Saturday, January 24, 2015

ending the filibuster for the Supreme Court

When Harry Reid et. al. nuked the filibuster for judicial nominees, they exempted nominees to the Supreme Court. That is, under current rules, Supreme Court nominees can still be filibustered even as nominees to every other federal court cannot be. At the time, the exemption was explained because, the explainer explained, no one would ever actually filibuster a Supreme Court nominee, so nuking that filibuster was not necessary. Which was completely absurd. If no one would ever try it, then why create an exemption to allow them to do it?

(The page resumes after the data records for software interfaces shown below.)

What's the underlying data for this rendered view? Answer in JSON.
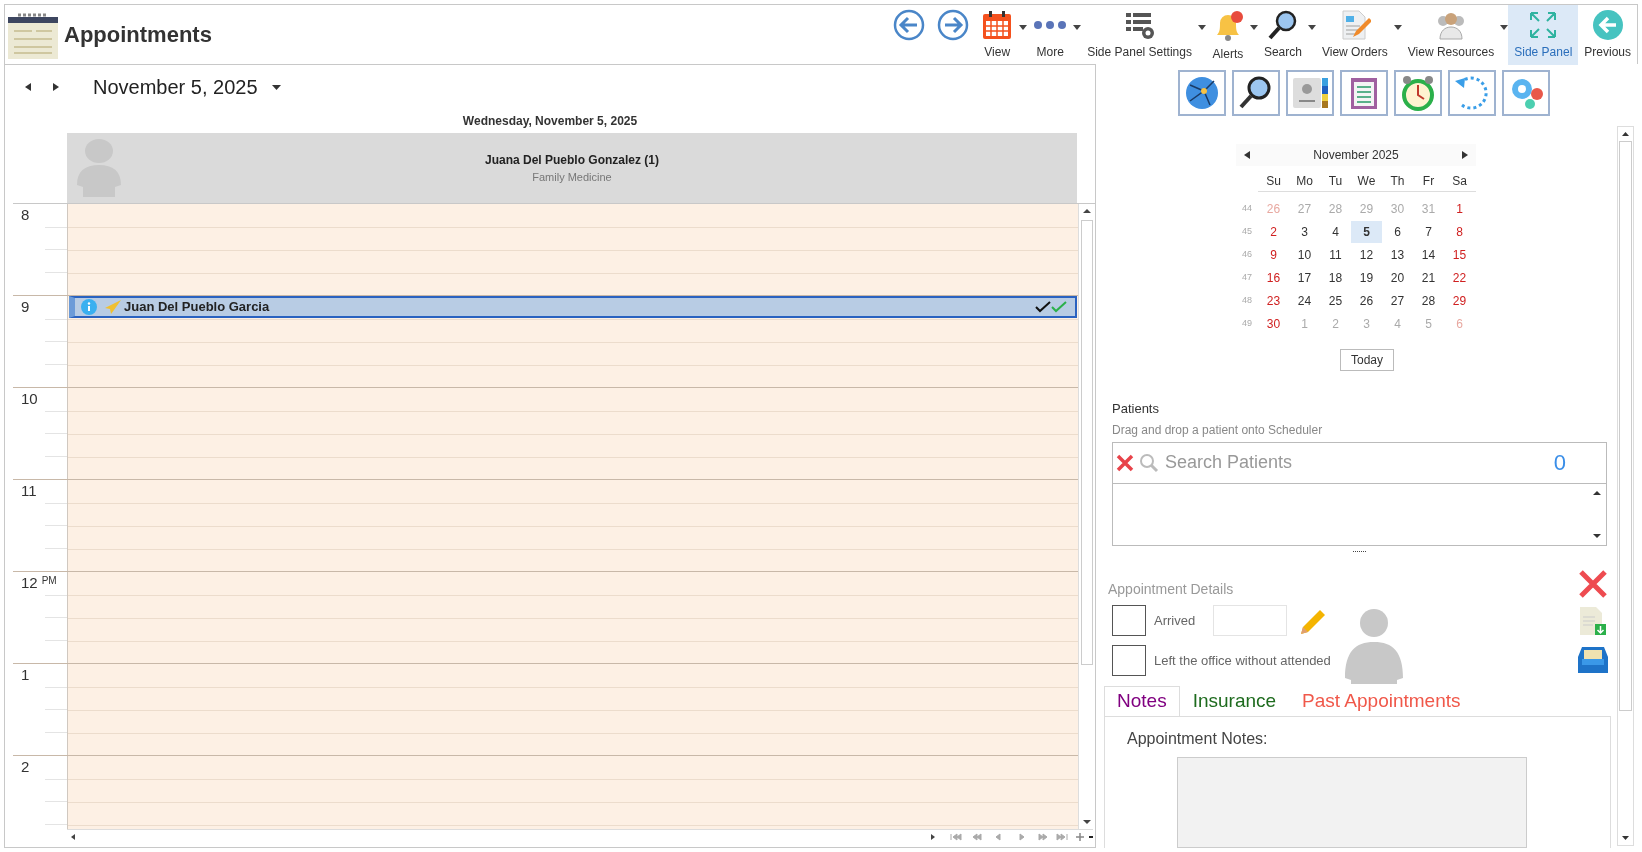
{
  "window": {
    "title": "Appointments"
  },
  "toolbar": [
    {
      "kind": "back",
      "selected": false,
      "dropdown": false
    },
    {
      "kind": "forward",
      "selected": false,
      "dropdown": false
    },
    {
      "kind": "calendar",
      "label": "View",
      "selected": false,
      "dropdown": true
    },
    {
      "kind": "more",
      "label": "More",
      "selected": false,
      "dropdown": true
    },
    {
      "kind": "settings",
      "label": "Side Panel Settings",
      "selected": false,
      "dropdown": true
    },
    {
      "kind": "bell",
      "label": "Alerts",
      "selected": false,
      "dropdown": true
    },
    {
      "kind": "search",
      "label": "Search",
      "selected": false,
      "dropdown": true
    },
    {
      "kind": "orders",
      "label": "View Orders",
      "selected": false,
      "dropdown": true
    },
    {
      "kind": "resources",
      "label": "View Resources",
      "selected": false,
      "dropdown": true
    },
    {
      "kind": "expand",
      "label": "Side Panel",
      "selected": true,
      "dropdown": false
    },
    {
      "kind": "previous",
      "label": "Previous",
      "selected": false,
      "dropdown": false
    }
  ],
  "scheduler": {
    "date": "November 5, 2025",
    "day_header": "Wednesday, November 5, 2025",
    "resource": {
      "name": "Juana Del Pueblo Gonzalez (1)",
      "specialty": "Family Medicine"
    },
    "hours": [
      {
        "label": "8"
      },
      {
        "label": "9",
        "appointments": [
          {
            "patient": "Juan Del Pueblo Garcia",
            "selected": true
          }
        ]
      },
      {
        "label": "10"
      },
      {
        "label": "11"
      },
      {
        "label": "12",
        "suffix": "PM"
      },
      {
        "label": "1"
      },
      {
        "label": "2"
      }
    ]
  },
  "mini_calendar": {
    "title": "November 2025",
    "weekdays": [
      "Su",
      "Mo",
      "Tu",
      "We",
      "Th",
      "Fr",
      "Sa"
    ],
    "weeks": [
      {
        "week": "44",
        "days": [
          {
            "label": "26",
            "muted": true,
            "selected": false
          },
          {
            "label": "27",
            "muted": true,
            "selected": false
          },
          {
            "label": "28",
            "muted": true,
            "selected": false
          },
          {
            "label": "29",
            "muted": true,
            "selected": false
          },
          {
            "label": "30",
            "muted": true,
            "selected": false
          },
          {
            "label": "31",
            "muted": true,
            "selected": false
          },
          {
            "label": "1",
            "muted": false,
            "selected": false
          }
        ]
      },
      {
        "week": "45",
        "days": [
          {
            "label": "2",
            "muted": false,
            "selected": false
          },
          {
            "label": "3",
            "muted": false,
            "selected": false
          },
          {
            "label": "4",
            "muted": false,
            "selected": false
          },
          {
            "label": "5",
            "muted": false,
            "selected": true
          },
          {
            "label": "6",
            "muted": false,
            "selected": false
          },
          {
            "label": "7",
            "muted": false,
            "selected": false
          },
          {
            "label": "8",
            "muted": false,
            "selected": false
          }
        ]
      },
      {
        "week": "46",
        "days": [
          {
            "label": "9",
            "muted": false,
            "selected": false
          },
          {
            "label": "10",
            "muted": false,
            "selected": false
          },
          {
            "label": "11",
            "muted": false,
            "selected": false
          },
          {
            "label": "12",
            "muted": false,
            "selected": false
          },
          {
            "label": "13",
            "muted": false,
            "selected": false
          },
          {
            "label": "14",
            "muted": false,
            "selected": false
          },
          {
            "label": "15",
            "muted": false,
            "selected": false
          }
        ]
      },
      {
        "week": "47",
        "days": [
          {
            "label": "16",
            "muted": false,
            "selected": false
          },
          {
            "label": "17",
            "muted": false,
            "selected": false
          },
          {
            "label": "18",
            "muted": false,
            "selected": false
          },
          {
            "label": "19",
            "muted": false,
            "selected": false
          },
          {
            "label": "20",
            "muted": false,
            "selected": false
          },
          {
            "label": "21",
            "muted": false,
            "selected": false
          },
          {
            "label": "22",
            "muted": false,
            "selected": false
          }
        ]
      },
      {
        "week": "48",
        "days": [
          {
            "label": "23",
            "muted": false,
            "selected": false
          },
          {
            "label": "24",
            "muted": false,
            "selected": false
          },
          {
            "label": "25",
            "muted": false,
            "selected": false
          },
          {
            "label": "26",
            "muted": false,
            "selected": false
          },
          {
            "label": "27",
            "muted": false,
            "selected": false
          },
          {
            "label": "28",
            "muted": false,
            "selected": false
          },
          {
            "label": "29",
            "muted": false,
            "selected": false
          }
        ]
      },
      {
        "week": "49",
        "days": [
          {
            "label": "30",
            "muted": false,
            "selected": false
          },
          {
            "label": "1",
            "muted": true,
            "selected": false
          },
          {
            "label": "2",
            "muted": true,
            "selected": false
          },
          {
            "label": "3",
            "muted": true,
            "selected": false
          },
          {
            "label": "4",
            "muted": true,
            "selected": false
          },
          {
            "label": "5",
            "muted": true,
            "selected": false
          },
          {
            "label": "6",
            "muted": true,
            "selected": false
          }
        ]
      }
    ],
    "today_button": "Today"
  },
  "patients": {
    "title": "Patients",
    "hint": "Drag and drop a patient onto Scheduler",
    "search_placeholder": "Search Patients",
    "count": "0"
  },
  "appointment_details": {
    "title": "Appointment Details",
    "checks": [
      {
        "label": "Arrived",
        "checked": false,
        "kind": "with_time"
      },
      {
        "label": "Left the office without attended",
        "checked": false,
        "kind": "plain"
      }
    ],
    "tabs": [
      {
        "label": "Notes",
        "selected": true,
        "color": "#800080"
      },
      {
        "label": "Insurance",
        "selected": false,
        "color": "#1e6b1e"
      },
      {
        "label": "Past Appointments",
        "selected": false,
        "color": "#f0584a"
      }
    ],
    "notes_label": "Appointment Notes:"
  }
}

It's also simply wrong. There's absolutely no reason to believe that the minority party would not filibuster a lifetime appointment to the Supreme Court. Imagine, for example, if Justice Scalia suddenly died and Obama appointed some well known liberal to replace him. Do you really believe that Mitch McConnell would not use the filibuster to stop the nomination out of respect for some alleged tradition? I don't think there's any question that in any high-stakes SCOTUS nominee--where the justice to be replaced is different from the ideology of the president, guaranteeing that the nominee would change the current ideological slant of the court--the minority party would be willing to filibuster.

So the Supreme Court exception to the current no-filibuster rule makes no sense. But this also makes no sense. Why would the Republicans take the Supreme Court filibuster off the table now? Are they really so confident that they will regain the presidency in 2016? Have they looked at the electoral map recently? And are they really willing to bet that none of the five justices in the current conservative majority won't die or become incapacitated during Obama's remaining two years in office? That's insane. I can't believe they will really get rid of the Supreme Court filibuster for at least the next two years.